Alan Heymann:Sure, so I'm pretty active on LinkedIn. Folks can easily find me there. My website is peacefuldirectioncom. I have an email newsletter and a blog post that I send out once a month, so that's a sign up that you can do over there and that's the best way to get in touch with me, find out what I'm all about, learn about the services that I offer and figure out what next steps would be if you're looking for a coach or know somebody who is. The other thing is I have a free resource library on my website, so I've cultivated a list of links to magazine articles, podcasts, videos on issues that come up frequently in leadership coaching that I've experienced with my clients, so I've shared with you. I was a journalism major. I worked in communications for many years, and what I'm often telling people is that makes me an expert in absolutely nothing.
Treasa Edmond:So I but it makes you a curator of information.
Alan Heymann:That's exactly right. So I'm a generalist, to end all generalists, and what that means is I know where the experts are. So one of the things I bring to my clients and, in fact, to the world, through my website is, if you want the best thinking on delegation, time management, managing up, it's all there and I came up with none of that. I just found it and put it aside for you.
Treasa Edmond:No, we may be kindred spirits. I'm a curator of knowledge and a facilitator of knowledge as well. It's one of my favorite things to do, so I will make sure the links to all of those are in the show notes For all of you listening. Go check out, alan, and absorb some of these resources. I know I will be One last question.
Alan Heymann:Yes.
Treasa Edmond:Are you ready?
Alan Heymann:So ready.
Treasa Edmond:What advice would you give to service providers or small business owners who are looking to create lasting, successful partnerships with their clients?
Alan Heymann:I would say the key to creating lasting and successful partnerships with your clients is to understand that you don't have to do it all by yourself.
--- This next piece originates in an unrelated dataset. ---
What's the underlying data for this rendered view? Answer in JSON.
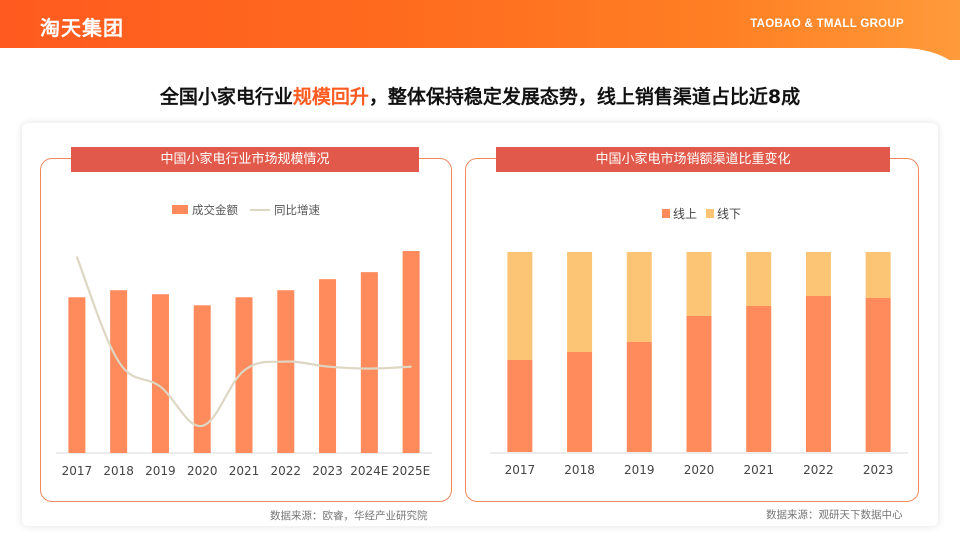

There are wonderful people in similar work or in adjacent work that you can seek out who will help you, and you're probably not the first and only person to do this type of work. So don't feel like you're tempted to reinvent the wheel every single time on a type of project, on a procedure, on a piece of content or on a process. Benefit from the wisdom of those who have come before you, and you will be so much further ahead than having to try to figure all of this stuff out by yourself, because there's a lot, and honestly, I think podcasts like this are a great first step in that direction.
Treasa Edmond:They really are, and that is solid gold from Alan. People Go back, rewind it a few seconds and listen to that answer again. Do not think that you have to do everything by yourself. Do not try to reinvent the wheel all of the time and take advantage of the knowledge of the people who have come before. Seek them out, form relationships, do all of that stuff. Alan, thank you so much for being here with us this week. They're so much great information. I hope everyone listens to every episode at least twice.
Alan Heymann:Teresa, thank you so much. It's been great spending time with you and your listeners and I hope we get to do it again.
Treasa Edmond:I'm sure we will Thank you so much.